Die Stadt Freising habe schon vieles schultern müssen, die jetzige Situation aber gehe weit über das Normalmaß hinaus, sagte SPD-Stadtrat Peter Warlimont, der sich seine mahnenden Worte zur Lage der Stadt für das Plenum aufgehoben hatte. Es gebe erstmals einen "aktiven Eingriff in die Haushaltsführung", stellte er fest, dieser sei jedoch "sachlich begründet und berechtigt". Die Schieflage resultiere aus den Einbrüchen bei der Gewerbesteuer, einem enormen Anstieg bei den Personalausgaben und dem großen Investitionsvolumen, das die Stadt noch vor sich habe, zudem verbunden mit massiv gestiegenen Baukosten, fasste er zusammen.

Dafür müssten Stadtrat, Oberbürgermeister und Verwaltung jetzt gemeinsam Verantwortung übernehmen, appellierte Warlimont - "und wir müssen ehrlicher werden. Man hätte sehen können, dass der Kraftakt, den wir uns vorgenommen haben, nur gelingen kann, wenn nichts dazwischen kommt, doch über all der Begeisterung ist uns die Vorsicht abhanden gekommen", kritisierte der SPD-Stadtrat.
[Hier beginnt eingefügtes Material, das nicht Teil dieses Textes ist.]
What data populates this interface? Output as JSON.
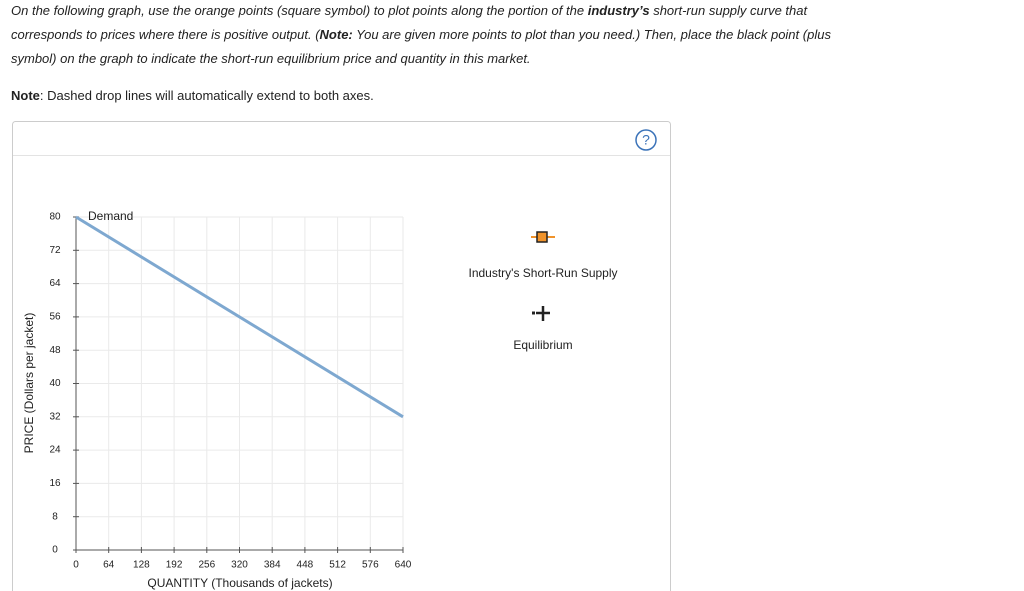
{
  "instructions": [
    [
      "On the following graph, use the orange points (square symbol) to plot points along the portion of the ",
      "industry’s",
      " short-run supply curve that"
    ],
    [
      "corresponds to prices where there is positive output. (",
      "Note:",
      " You are given more points to plot than you need.) Then, place the black point (plus"
    ],
    [
      "symbol) on the graph to indicate the short-run equilibrium price and quantity in this market."
    ]
  ],
  "note": [
    "Note",
    ": Dashed drop lines will automatically extend to both axes."
  ],
  "help_icon": "?",
  "chart_data": {
    "type": "line",
    "x_label": "QUANTITY (Thousands of jackets)",
    "y_label": "PRICE (Dollars per jacket)",
    "x": [
      0,
      640
    ],
    "series": [
      {
        "name": "Demand",
        "color": "#7ea8d0",
        "values": [
          80,
          32
        ]
      }
    ],
    "xlim": [
      0,
      640
    ],
    "xticks": [
      0,
      64,
      128,
      192,
      256,
      320,
      384,
      448,
      512,
      576,
      640
    ],
    "ylim": [
      0,
      80
    ],
    "yticks": [
      0,
      8,
      16,
      24,
      32,
      40,
      48,
      56,
      64,
      72,
      80
    ],
    "grid": true,
    "legend_items": [
      "Industry's Short-Run Supply",
      "Equilibrium"
    ]
  }
}
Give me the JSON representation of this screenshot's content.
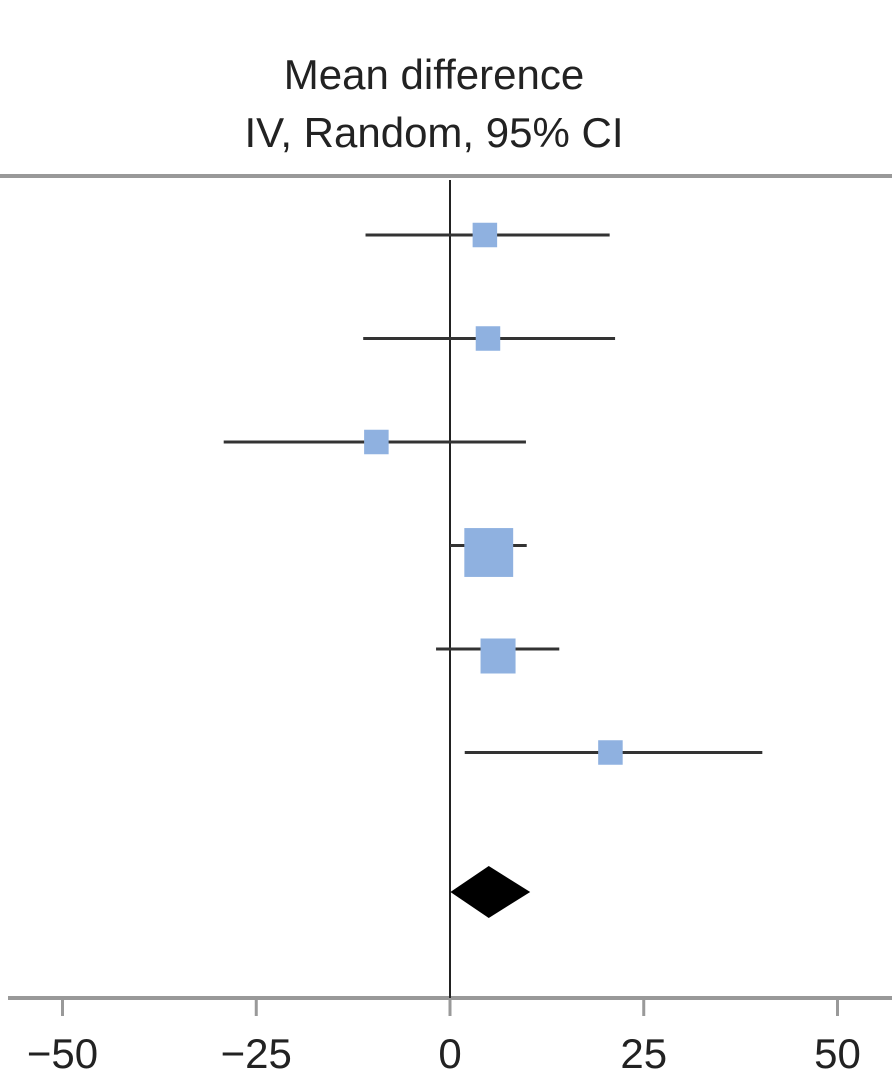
{
  "header": {
    "title_line1": "Mean difference",
    "title_line2": "IV, Random, 95% CI"
  },
  "colors": {
    "study_marker": "#8fb1e0",
    "pooled_marker": "#000000",
    "lines": "#333333",
    "axis": "#999999"
  },
  "chart_data": {
    "type": "forest",
    "title": "Mean difference IV, Random, 95% CI",
    "xlabel": "",
    "xlim": [
      -50,
      50
    ],
    "x_ticks": [
      -50,
      -25,
      0,
      25,
      50
    ],
    "x_tick_labels": [
      "−50",
      "−25",
      "0",
      "25",
      "50"
    ],
    "reference_line": 0,
    "studies": [
      {
        "estimate": 4.5,
        "lower": -10.9,
        "upper": 20.6,
        "weight": 0.05
      },
      {
        "estimate": 4.9,
        "lower": -11.2,
        "upper": 21.3,
        "weight": 0.05
      },
      {
        "estimate": -9.5,
        "lower": -29.2,
        "upper": 9.8,
        "weight": 0.05
      },
      {
        "estimate": 5.0,
        "lower": 0.0,
        "upper": 9.9,
        "weight": 0.55
      },
      {
        "estimate": 6.2,
        "lower": -1.8,
        "upper": 14.1,
        "weight": 0.2
      },
      {
        "estimate": 20.7,
        "lower": 1.9,
        "upper": 40.3,
        "weight": 0.05
      }
    ],
    "pooled": {
      "estimate": 5.0,
      "lower": 1.6,
      "upper": 8.8
    }
  }
}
Er forderte, bei allen Sparzwängen auf soziale Ausgewogenheit zu achten, das BKPV-Gutachten nun so weit möglich öffentlich zu machen und über die vorliegenden Verbesserungsvorschläge von SPD und Grünen zügig zu beraten: "Wir müssen das Zeitfenster bis zur Sommerpause nutzen."
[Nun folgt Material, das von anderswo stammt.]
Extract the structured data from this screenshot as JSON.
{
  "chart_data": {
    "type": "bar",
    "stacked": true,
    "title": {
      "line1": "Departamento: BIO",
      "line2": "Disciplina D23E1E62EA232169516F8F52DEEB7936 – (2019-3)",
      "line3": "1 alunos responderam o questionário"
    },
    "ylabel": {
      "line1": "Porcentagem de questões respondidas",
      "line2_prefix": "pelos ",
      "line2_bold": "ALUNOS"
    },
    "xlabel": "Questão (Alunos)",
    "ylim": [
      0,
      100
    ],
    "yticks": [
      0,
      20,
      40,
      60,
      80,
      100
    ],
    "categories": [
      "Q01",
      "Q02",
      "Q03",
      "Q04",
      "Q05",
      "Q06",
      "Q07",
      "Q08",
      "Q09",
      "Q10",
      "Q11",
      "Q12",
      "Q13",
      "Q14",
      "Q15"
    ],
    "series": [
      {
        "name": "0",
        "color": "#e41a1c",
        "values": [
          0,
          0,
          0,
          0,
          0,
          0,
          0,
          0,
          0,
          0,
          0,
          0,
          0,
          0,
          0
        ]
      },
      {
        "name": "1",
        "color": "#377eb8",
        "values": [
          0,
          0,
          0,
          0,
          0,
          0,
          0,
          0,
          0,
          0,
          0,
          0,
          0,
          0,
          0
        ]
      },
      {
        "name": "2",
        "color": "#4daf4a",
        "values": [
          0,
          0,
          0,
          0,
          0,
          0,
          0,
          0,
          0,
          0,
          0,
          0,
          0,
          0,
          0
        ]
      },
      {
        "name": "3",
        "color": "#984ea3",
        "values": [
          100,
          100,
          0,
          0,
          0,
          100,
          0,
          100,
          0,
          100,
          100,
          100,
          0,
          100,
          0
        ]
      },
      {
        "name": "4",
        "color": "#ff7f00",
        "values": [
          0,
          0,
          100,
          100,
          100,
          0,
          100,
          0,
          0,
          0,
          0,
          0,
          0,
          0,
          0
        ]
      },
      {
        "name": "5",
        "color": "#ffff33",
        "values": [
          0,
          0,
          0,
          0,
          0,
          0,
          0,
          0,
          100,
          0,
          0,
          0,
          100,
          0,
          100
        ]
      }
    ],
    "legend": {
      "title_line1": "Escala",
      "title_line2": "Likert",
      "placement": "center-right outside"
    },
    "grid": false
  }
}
Zustimmung von der Linken, ein Nein von der FDP

Diesen Appell unterstrich auch Jens Barschdorf (FDP), der allerdings erklärte, dem Haushalt unter diesen Umständen nicht zustimmen zu können und an seine Warnrede vom vergangenen Dezember erinnerte. Zustimmung kam dagegen von Nicolas-Pano Graßy. Man müsse anerkennen, dass es keine Kürzungen bei den sozialen Leistungen gegeben habe, deswegen stimme seine Fraktion zu.
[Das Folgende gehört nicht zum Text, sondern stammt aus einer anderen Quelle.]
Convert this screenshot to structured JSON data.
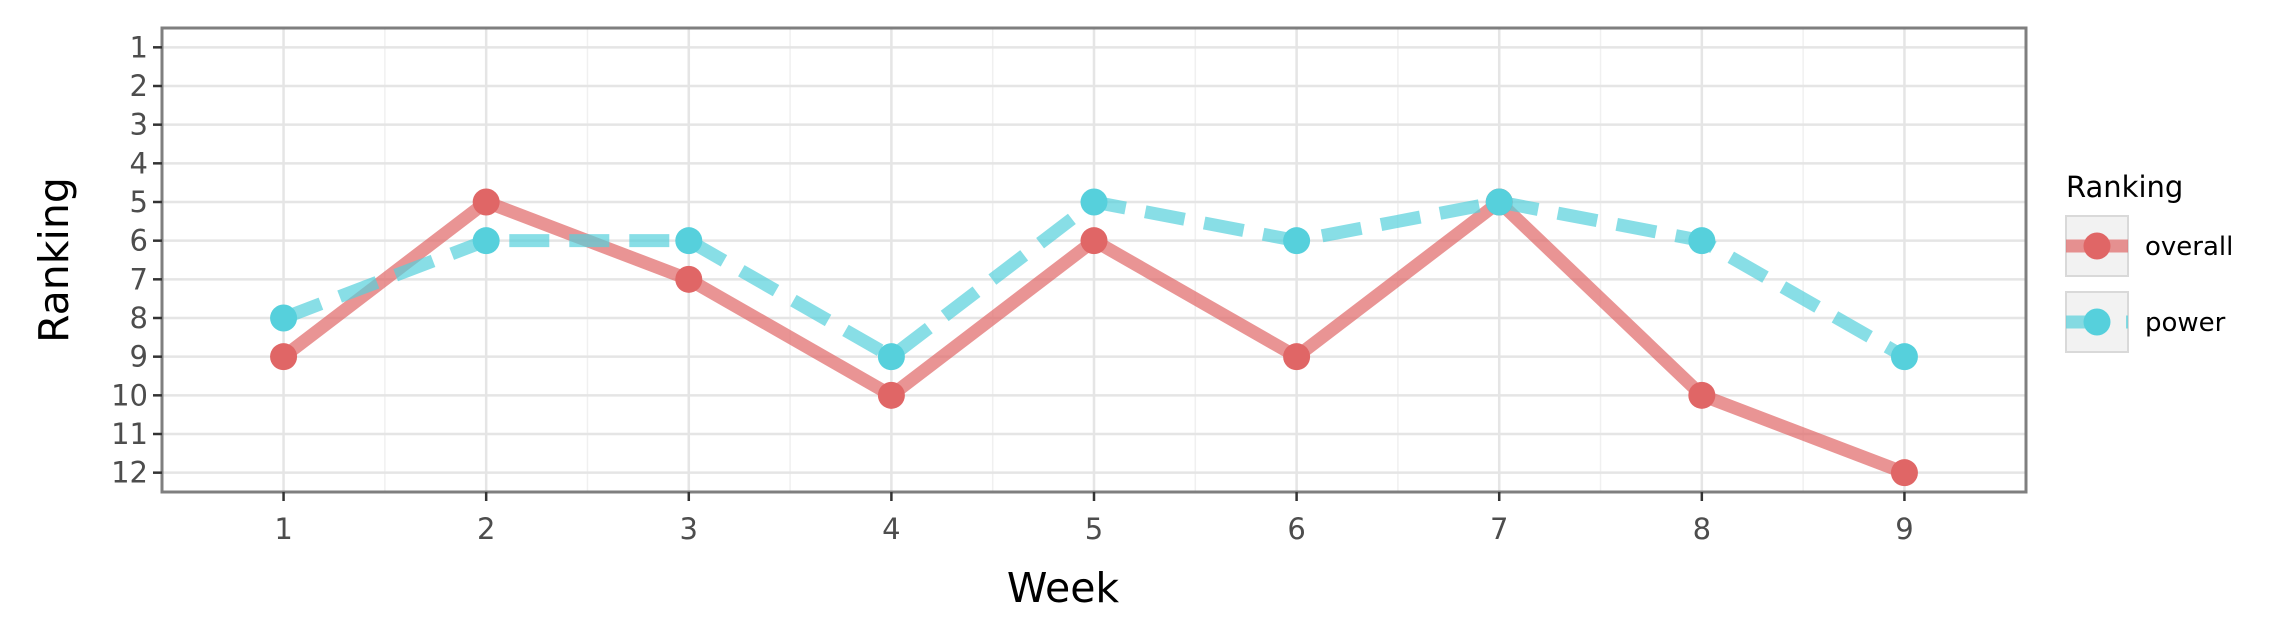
{
  "chart_data": {
    "type": "line",
    "title": "",
    "xlabel": "Week",
    "ylabel": "Ranking",
    "x": [
      1,
      2,
      3,
      4,
      5,
      6,
      7,
      8,
      9
    ],
    "xlim": [
      0.4,
      9.6
    ],
    "ylim": [
      12.5,
      0.5
    ],
    "y_reversed": true,
    "xticks": [
      "1",
      "2",
      "3",
      "4",
      "5",
      "6",
      "7",
      "8",
      "9"
    ],
    "yticks": [
      "1",
      "2",
      "3",
      "4",
      "5",
      "6",
      "7",
      "8",
      "9",
      "10",
      "11",
      "12"
    ],
    "grid": true,
    "legend": {
      "title": "Ranking",
      "position": "right"
    },
    "series": [
      {
        "name": "overall",
        "values": [
          9,
          5,
          7,
          10,
          6,
          9,
          5,
          10,
          12
        ],
        "color": "#e06666",
        "dash": "solid"
      },
      {
        "name": "power",
        "values": [
          8,
          6,
          6,
          9,
          5,
          6,
          5,
          6,
          9
        ],
        "color": "#56d0dc",
        "dash": "dashed"
      }
    ]
  }
}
Die Rechtsaufsicht habe die Projekte der Stadt ja nicht in Grund und Boden gestampft, relativierte am Ende Sebastian Habermeyer (Grüne) die Lage: "Die haben halt mal ihre Muskeln spielen lassen." Natürlich werde der Stadtrat nun arbeiten und sparen müssen, räumte er ein: "Aber die Welt geht nicht unter." Er habe schon Zeiten erlebt, in denen es knapper zugegangen sein: "Etwas Optimismus und Zusammenarbeit, dann kriegen wir das schon hin."